1. Vous êtes Vice-président de la Commission européenne, désormais en charge de l'un des portefeuilles les plus importants, celui de l'espace de justice, de liberté et de sécurité. Quels sont vos objectifs prioritaires ?

Tout d'abord, continuer à bâtir la citoyenneté européenne. Une citoyenneté qui n'a pas vocation à se substituer à la citoyenneté nationale mais à s'y ajouter, et qui peut être définie comme le plus haut degré possible de protection du citoyen européen, en tout point du territoire de l'Union. Se sentir citoyen européen, c'est se savoir protégé par l'action européenne.

Il s'agit d'abord d'une protection individuelle, garantissant les libertés et les droits fondamentaux.

Je pense, en premier lieu, à la lutte contre toutes les discriminations, qui méritent d'être combattues avec une égale détermination. Nous y travaillons avec mon collègue Vladimir Spidla, et notre proposition de directive horizontale du 2 juillet 2008 est un progrès considérable.

J'entends également améliorer la situation en matière de respect de la vie privée, en modernisant notamment la directive de 1995 sur la protection des données personnelles, pour l'adapter au développement des nouvelles technologies.

La protection individuelle, c'est aussi assurer le respect du droit des citoyens européens et de leur famille de circuler librement d'un État membre à l'autre, et d'y séjourner. Cette liberté doit être garantie et je présenterai un rapport sur l'application de la directive de 2004.

Enfin, protéger les individus, c'est continuer à avancer sur le chemin de la coopération judiciaire civile. En effet, à quoi sert la mobilité des individus si leurs droits restent à quai ? Des actes qui peuvent être simples chez soi deviennent compliqués quand on traverse les frontières...

Il faut achever le programme de reconnaissance mutuelle des droits, des actes, des décisions. Je pense, par exemple, aux difficultés que peuvent rencontrer actuellement les citoyens européens lorsqu'il s'agit de prouver les modifications de leur état civil intervenues dans un autre État membre. Nous devons aller vers la reconnaissance mutuelle des actes d'état civil, sur laquelle j'entends présenter des propositions. Je présenterai aussi une proposition législative sur les successions et les testaments, afin de clarifier le droit applicable en la matière et de simplifier la vie des citoyens. J'ai particulièrement à cœur la protection des enfants en cas de divorce de couples binationaux. Une bonne application du droit concernant l'autorité parentale et les obligations alimentaires est indispensable.

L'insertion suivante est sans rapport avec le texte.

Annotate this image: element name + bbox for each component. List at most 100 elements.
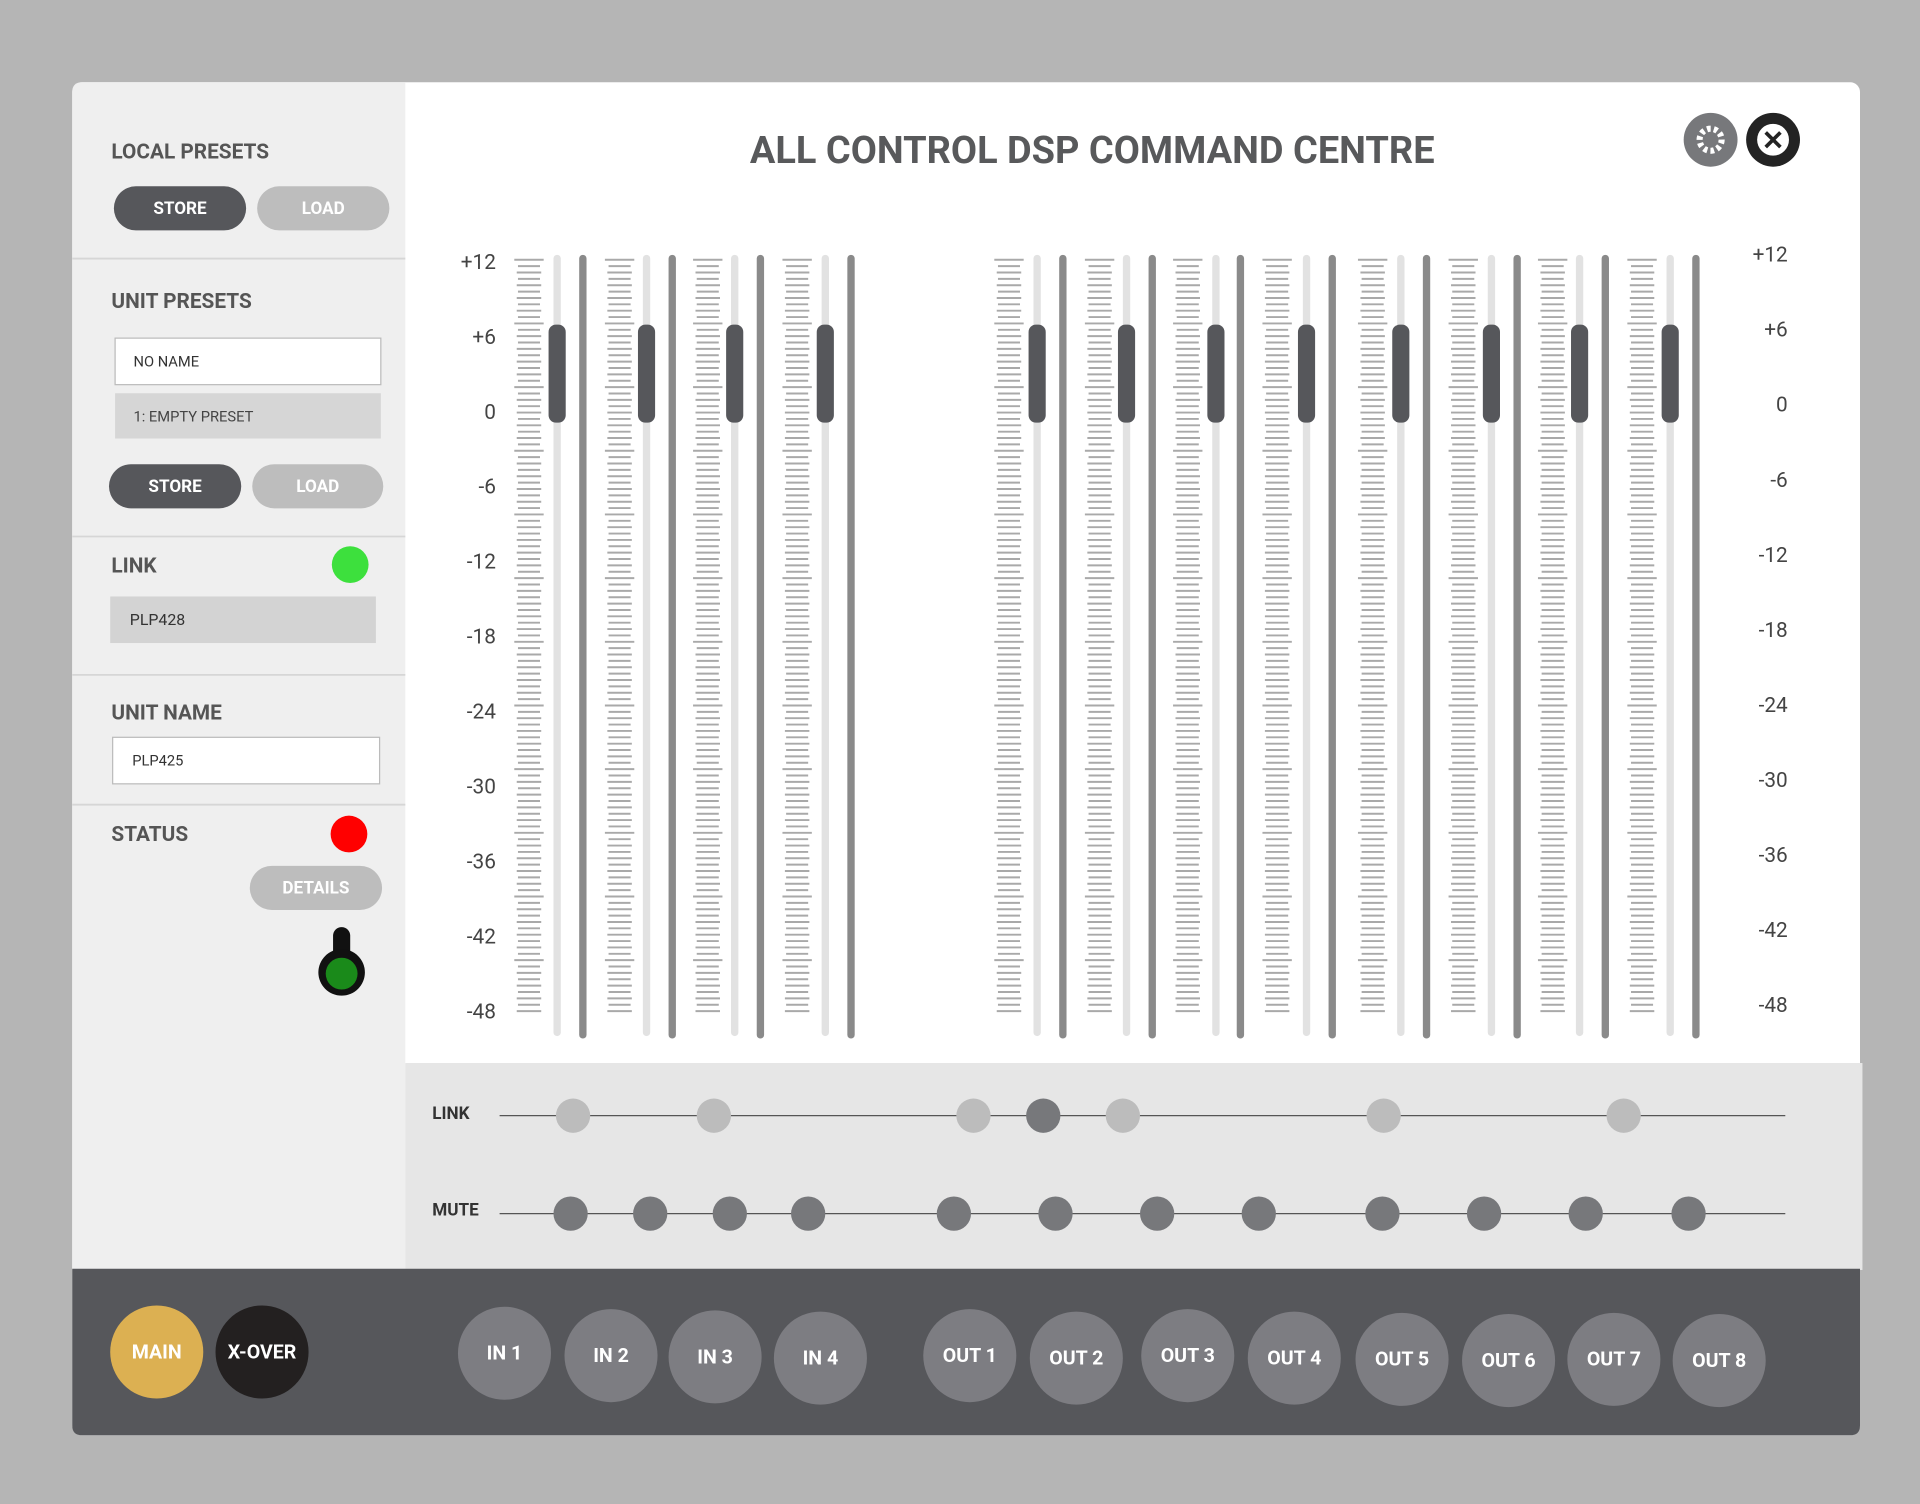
- meter-bar: [1513, 254, 1521, 1039]
- device-field[interactable]: [110, 596, 376, 644]
- mode-button[interactable]: [215, 1305, 309, 1399]
- mute-toggle[interactable]: [1038, 1196, 1073, 1231]
- output-button[interactable]: [1141, 1309, 1235, 1403]
- button[interactable]: [108, 464, 242, 509]
- fader-thumb[interactable]: [1297, 324, 1316, 423]
- scale-label: -18: [1759, 619, 1788, 643]
- output-button[interactable]: [1029, 1311, 1123, 1405]
- button-label: LOAD: [302, 199, 345, 219]
- text-field[interactable]: [112, 736, 381, 785]
- fader-thumb[interactable]: [548, 324, 566, 423]
- fader-thumb[interactable]: [1661, 324, 1679, 423]
- meter-bar: [1059, 254, 1067, 1039]
- meter-bar: [1328, 254, 1336, 1039]
- fader-track: [1302, 254, 1311, 1037]
- mute-toggle[interactable]: [1241, 1196, 1276, 1231]
- button[interactable]: [252, 464, 384, 509]
- scale-label: -24: [1759, 694, 1788, 718]
- meter-ticks: [1262, 258, 1292, 1013]
- link-toggle[interactable]: [1366, 1098, 1401, 1133]
- output-button-label: OUT 6: [1482, 1349, 1536, 1372]
- input-button[interactable]: [564, 1309, 658, 1403]
- fader-track: [553, 254, 561, 1037]
- input-button[interactable]: [668, 1310, 762, 1404]
- fader-track: [1212, 254, 1220, 1037]
- link-toggle[interactable]: [1026, 1098, 1061, 1133]
- fader-thumb[interactable]: [637, 324, 656, 423]
- meter-ticks: [1357, 258, 1388, 1013]
- mute-toggle[interactable]: [1568, 1196, 1603, 1231]
- button-label: STORE: [153, 199, 207, 219]
- meter-bar: [847, 254, 855, 1039]
- fader-thumb[interactable]: [1117, 324, 1136, 423]
- output-button[interactable]: [1567, 1312, 1661, 1406]
- button-label: STORE: [148, 477, 202, 497]
- output-button[interactable]: [1355, 1312, 1449, 1406]
- button[interactable]: [249, 865, 383, 910]
- mute-toggle[interactable]: [791, 1196, 826, 1231]
- preset-item[interactable]: [115, 393, 381, 439]
- meter-bar: [1692, 254, 1700, 1039]
- scale-label: -36: [467, 850, 496, 874]
- output-button-label: OUT 8: [1692, 1349, 1746, 1372]
- fader-thumb[interactable]: [1207, 324, 1225, 423]
- mute-toggle[interactable]: [1671, 1196, 1706, 1231]
- mute-toggle[interactable]: [712, 1196, 747, 1231]
- fader-thumb[interactable]: [1571, 324, 1589, 423]
- input-button[interactable]: [773, 1311, 867, 1405]
- text-field[interactable]: [114, 337, 382, 386]
- output-button[interactable]: [1462, 1314, 1556, 1408]
- input-button[interactable]: [457, 1306, 552, 1400]
- output-button-label: OUT 2: [1049, 1347, 1103, 1370]
- mute-toggle[interactable]: [553, 1196, 588, 1231]
- link-toggle[interactable]: [1606, 1098, 1641, 1133]
- meter-ticks: [994, 258, 1024, 1013]
- scale-label: -30: [1759, 769, 1788, 793]
- mute-toggle[interactable]: [633, 1196, 668, 1231]
- scale-label: -30: [467, 776, 496, 800]
- scale-label: +6: [472, 326, 495, 350]
- row-label: MUTE: [432, 1201, 479, 1221]
- fader-track: [1033, 254, 1041, 1037]
- settings-button[interactable]: [1683, 112, 1738, 167]
- fader-thumb[interactable]: [1028, 324, 1046, 423]
- input-button-label: IN 1: [487, 1342, 523, 1365]
- output-button[interactable]: [1247, 1311, 1341, 1405]
- fader-track: [731, 254, 739, 1037]
- title: ALL CONTROL DSP COMMAND CENTRE: [750, 129, 1435, 173]
- mute-toggle[interactable]: [1365, 1196, 1400, 1231]
- link-toggle[interactable]: [555, 1098, 591, 1133]
- scale-label: -36: [1759, 844, 1788, 868]
- mute-toggle[interactable]: [1466, 1196, 1502, 1231]
- output-button-label: OUT 4: [1267, 1347, 1321, 1370]
- mute-toggle[interactable]: [936, 1196, 972, 1231]
- scale-label: +12: [461, 251, 496, 275]
- fader-thumb[interactable]: [816, 324, 834, 423]
- heading: STATUS: [111, 823, 188, 847]
- fader-track: [1397, 254, 1405, 1037]
- mode-button[interactable]: [110, 1305, 204, 1399]
- meter-ticks: [693, 258, 723, 1013]
- channel-controls: [405, 1063, 1863, 1270]
- meter-bar: [1422, 254, 1431, 1039]
- mode-button-label: MAIN: [132, 1340, 182, 1363]
- link-toggle[interactable]: [956, 1098, 991, 1133]
- output-button-label: OUT 7: [1587, 1348, 1641, 1371]
- scale-label: -12: [1759, 544, 1788, 568]
- button[interactable]: [113, 186, 247, 231]
- fader-thumb[interactable]: [1482, 324, 1500, 423]
- fader-thumb[interactable]: [1392, 324, 1410, 423]
- row-label: LINK: [432, 1104, 469, 1124]
- mute-toggle[interactable]: [1140, 1196, 1175, 1231]
- fader-track: [642, 254, 651, 1037]
- meter-bar: [1236, 254, 1245, 1039]
- output-button[interactable]: [1672, 1314, 1766, 1408]
- fader-thumb[interactable]: [726, 324, 744, 423]
- link-toggle[interactable]: [1105, 1098, 1140, 1133]
- fader-track: [1666, 254, 1674, 1037]
- output-button[interactable]: [923, 1309, 1017, 1403]
- link-toggle[interactable]: [696, 1098, 732, 1133]
- link-indicator: [331, 546, 369, 584]
- meter-bar: [1601, 254, 1609, 1039]
- button[interactable]: [257, 186, 390, 231]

Mais il n'existe pas d'exercice effectif des libertés et des droits fondamentaux sans sécurité, c'est-à-dire sans garantie d'une protection collective.

Cette sécurité passe par le renforcement de la coopération judiciaire pénale, dont la pierre angulaire est également la reconnaissance mutuelle des décisions prises par les juges des États membres. Nous devrons avancer rapidement vers la création d'un véritable système européen d'information sur les casiers judiciaires pour éviter que ne se reproduisent des affaires aussi tragiques que l'affaire Fourniret. Je viens de proposer une décision pour concrétiser cet objectif, dans le cadre de l'initiative "E- Justice".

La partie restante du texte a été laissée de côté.